The United States is projected to experience a 6% year-over-year capacity growth in 2024, with plans for the establishment of six new semiconductor fabrication plants. These include two Taiwan Semiconductor Manufacturing Company (NYSE:TSM) plants in Arizona, SK Hynix in Indiana, Samsung (OTCPK:SSNLF) in Texas, Intel (INTC) in Ohio, and Micron (MU) in New York.

The U.S. (TSM) plants are expected to achieve a monthly capacity of 60,000 12-inch wafers, constituting approximately 4.6% of TSM’s monthly wafers.

Furthermore, the Act allocates $35 million to BAE Systems (OTCPK:BAESF) for military aircraft chip production.

The European Union’s Chips Act has committed €43 billion in public and private funds to double the EU’s 10% global market share and achieve a 2-nanometer production. Progress on the 68 new projects remains limited as of now.

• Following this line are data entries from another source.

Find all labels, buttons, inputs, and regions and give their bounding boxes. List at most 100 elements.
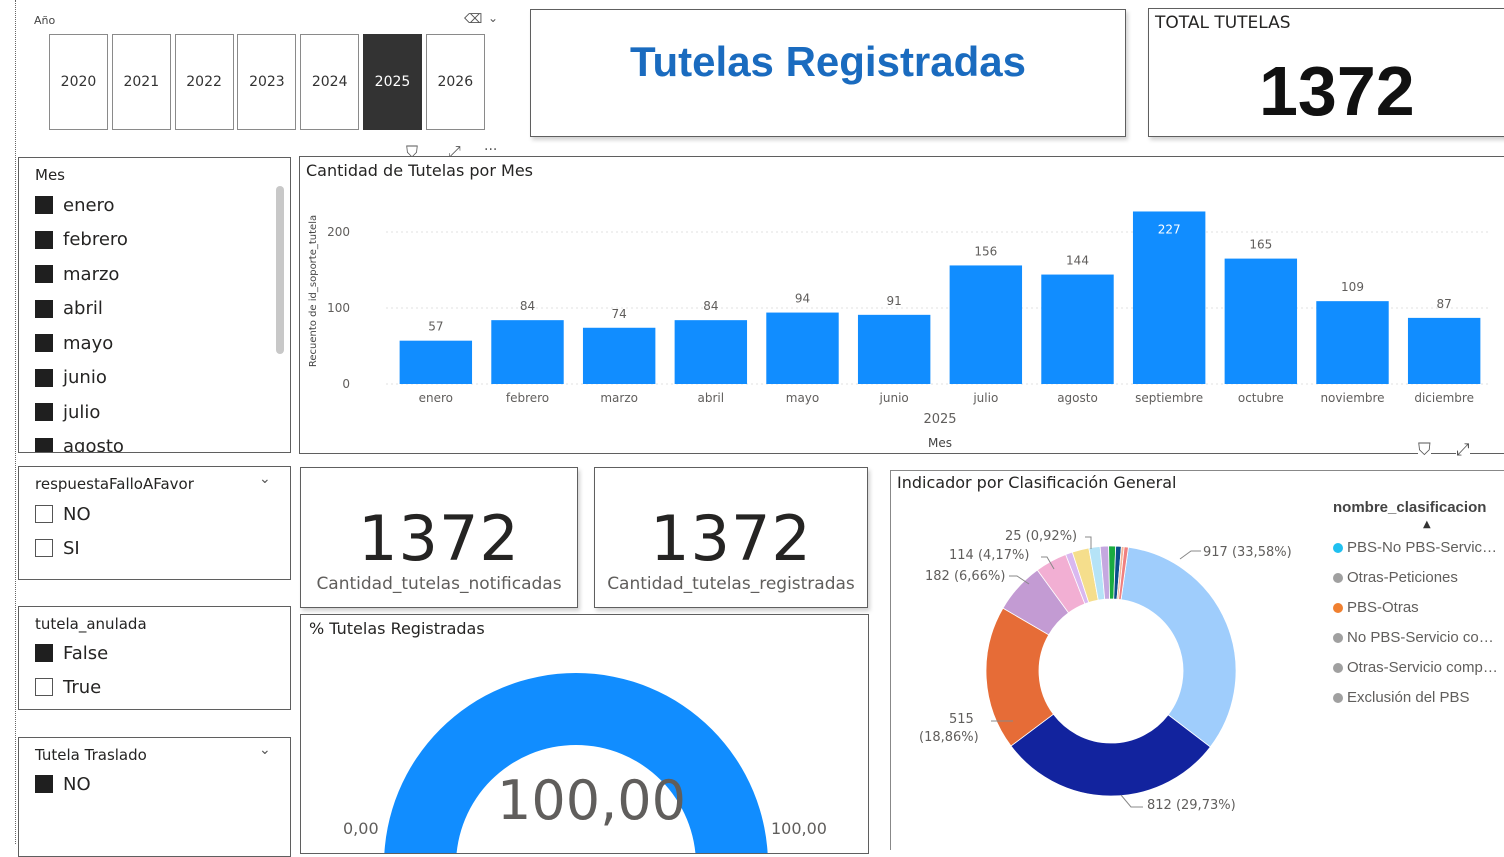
legend-item[interactable]: No PBS-Servicio co…	[1333, 629, 1494, 646]
leader-line	[1179, 550, 1201, 560]
donut-label-812: 812 (29,73%)	[1147, 798, 1236, 813]
year-button-2025[interactable]: 2025	[363, 34, 422, 130]
bar[interactable]	[582, 327, 656, 384]
x-tick-label: noviembre	[1320, 391, 1384, 405]
chevron-down-icon[interactable]: ⌄	[259, 742, 271, 758]
year-button-2022[interactable]: 2022	[174, 34, 234, 130]
checkbox[interactable]	[35, 265, 53, 283]
total-tutelas-value: 1372	[1259, 52, 1415, 130]
donut-label-25: 25 (0,92%)	[1005, 529, 1078, 544]
donut-label-917: 917 (33,58%)	[1203, 545, 1292, 560]
checkbox[interactable]	[35, 644, 53, 662]
legend-item[interactable]: Otras-Servicio comp…	[1333, 659, 1498, 676]
respuesta-item[interactable]: SI	[35, 536, 80, 560]
bar[interactable]	[1316, 301, 1389, 384]
x-tick-label: septiembre	[1135, 391, 1203, 405]
bar[interactable]	[1407, 317, 1481, 384]
year-button-2021[interactable]: 2021	[111, 34, 171, 130]
bar[interactable]	[1224, 258, 1298, 384]
checkbox[interactable]	[35, 230, 53, 249]
y-tick-label: 100	[327, 301, 350, 315]
legend-item[interactable]: PBS-No PBS-Servic…	[1333, 539, 1497, 556]
kpi-registradas-label: Cantidad_tutelas_registradas	[607, 574, 855, 594]
mes-item[interactable]: mayo	[35, 331, 113, 355]
checkbox[interactable]	[35, 678, 53, 696]
filter-icon[interactable]: ⛉	[1418, 440, 1431, 460]
checkbox[interactable]	[35, 539, 53, 557]
anulada-slicer: tutela_anulada False True	[18, 606, 291, 710]
anulada-item-label: True	[63, 676, 102, 698]
mes-item[interactable]: febrero	[35, 228, 128, 252]
chevron-down-icon[interactable]: ⌄	[259, 471, 271, 487]
x-tick-label: junio	[879, 391, 909, 405]
mes-item[interactable]: abril	[35, 297, 103, 321]
bar[interactable]	[1132, 211, 1206, 384]
bar-chart-card: Cantidad de Tutelas por Mes 0 100 200 57 ene…	[299, 156, 1504, 454]
x-tick-label: febrero	[506, 391, 549, 405]
gauge-max-label: 100,00	[771, 819, 827, 838]
kpi-notificadas-label: Cantidad_tutelas_notificadas	[316, 574, 562, 594]
gauge-card: % Tutelas Registradas 100,00 0,00 100,00	[300, 614, 869, 854]
bar[interactable]	[1041, 274, 1114, 384]
donut-card: Indicador por Clasificación General 917 …	[890, 470, 1504, 850]
checkbox[interactable]	[35, 334, 53, 352]
chevron-down-icon[interactable]: ⌄	[488, 11, 498, 25]
respuesta-item-label: SI	[63, 537, 80, 559]
year-button-2020[interactable]: 2020	[49, 34, 108, 130]
legend-item[interactable]: Exclusión del PBS	[1333, 689, 1470, 706]
bar[interactable]	[674, 320, 748, 384]
bar[interactable]	[491, 320, 564, 384]
legend-item[interactable]: Otras-Peticiones	[1333, 569, 1458, 586]
eraser-icon[interactable]: ⌫	[464, 12, 482, 27]
legend-sort-icon[interactable]: ▲	[1423, 519, 1431, 530]
data-label: 94	[795, 292, 810, 306]
donut-slice[interactable]	[1120, 546, 1237, 748]
scrollbar[interactable]	[276, 186, 284, 354]
mes-item[interactable]: junio	[35, 366, 107, 390]
bar[interactable]	[857, 314, 931, 384]
traslado-item-label: NO	[63, 773, 91, 795]
mes-item-label: marzo	[63, 263, 120, 285]
focus-mode-icon[interactable]: ⤢	[1456, 440, 1470, 460]
anulada-item[interactable]: False	[35, 641, 108, 665]
anulada-item-label: False	[63, 642, 109, 664]
respuesta-item[interactable]: NO	[35, 502, 91, 526]
year-button-2023[interactable]: 2023	[237, 34, 297, 130]
legend-item[interactable]: PBS-Otras	[1333, 599, 1419, 616]
bar[interactable]	[399, 340, 473, 384]
gauge-min-label: 0,00	[343, 819, 379, 838]
year-button-2024[interactable]: 2024	[300, 34, 360, 130]
anulada-item[interactable]: True	[35, 675, 101, 699]
mes-slicer: Mes enero febrero marzo abril mayo junio julio…	[18, 157, 291, 453]
donut-slice[interactable]	[1010, 713, 1211, 797]
total-tutelas-label: TOTAL TUTELAS	[1155, 13, 1291, 33]
mes-item-label: agosto	[63, 436, 124, 453]
year-slicer: Año ⌫ ⌄ 2020 2021 2022 2023 2024 2025 2026	[18, 8, 516, 142]
traslado-slicer-title: Tutela Traslado	[35, 746, 147, 764]
legend-dot-icon	[1333, 632, 1343, 643]
donut-chart	[985, 536, 1237, 808]
mes-item[interactable]: marzo	[35, 262, 119, 286]
y-tick-label: 0	[342, 377, 350, 391]
year-button-2026[interactable]: 2026	[425, 34, 485, 130]
x-tick-label: abril	[698, 391, 725, 405]
mes-item-label: mayo	[63, 332, 114, 354]
legend-label: PBS-No PBS-Servic…	[1347, 539, 1498, 556]
mes-item[interactable]: enero	[35, 193, 115, 217]
x-axis-title: Mes	[928, 436, 952, 450]
gauge-value: 100,00	[497, 769, 686, 832]
checkbox[interactable]	[35, 368, 53, 387]
mes-item[interactable]: julio	[35, 400, 100, 424]
checkbox[interactable]	[35, 505, 53, 523]
checkbox[interactable]	[35, 299, 53, 318]
checkbox[interactable]	[35, 437, 53, 452]
traslado-item[interactable]: NO	[35, 772, 91, 796]
bar[interactable]	[766, 312, 839, 384]
bar[interactable]	[949, 265, 1023, 384]
checkbox[interactable]	[35, 196, 53, 214]
x-tick-label: mayo	[786, 391, 820, 405]
checkbox[interactable]	[35, 403, 53, 421]
mes-item[interactable]: agosto	[35, 435, 124, 453]
checkbox[interactable]	[35, 775, 53, 793]
kpi-notificadas-value: 1372	[358, 502, 520, 575]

China, on the other hand, has dedicated $40 billion in state funding to support its global industry expansion, with 18 new projects and a projected 13% year-over-year capacity growth in 2024.

However, China faces challenges in scaling advanced chips, with its leading semiconductor manufacturer, SMIC, achieving a 7-nanometer process mode in 2023 and aiming to develop 5-nanometer chips this year.

“Scalability for advanced chips remains a challenge due to outdated equipment,” analysts stated.

SMIC and Hua Hong (OTCPK:HHUSF) are anticipated to expand legacy nodes, acquiring older equipment from ASML (ASML) that supports nodes larger than 28 nanometers.

The United States has its own set of challenges, with a gap in the production of chips larger than 7 nanometers and in legacy production. The country heavily relies on Taiwan, South Korea, and China for legacy chips, particularly those at the 28-nanometer process node or larger.

The CHIPs Act allocates $2 billion for legacy chips and $10 billion for lagging edge chips, reflecting about 4% of the total funding under the Act.

“U.S. capex at the lagging edge is projected to decline by -9% in 2024,” analysts reported. “However, this still represents a three-fold increase compared to the pre-pandemic 10-year average capex.”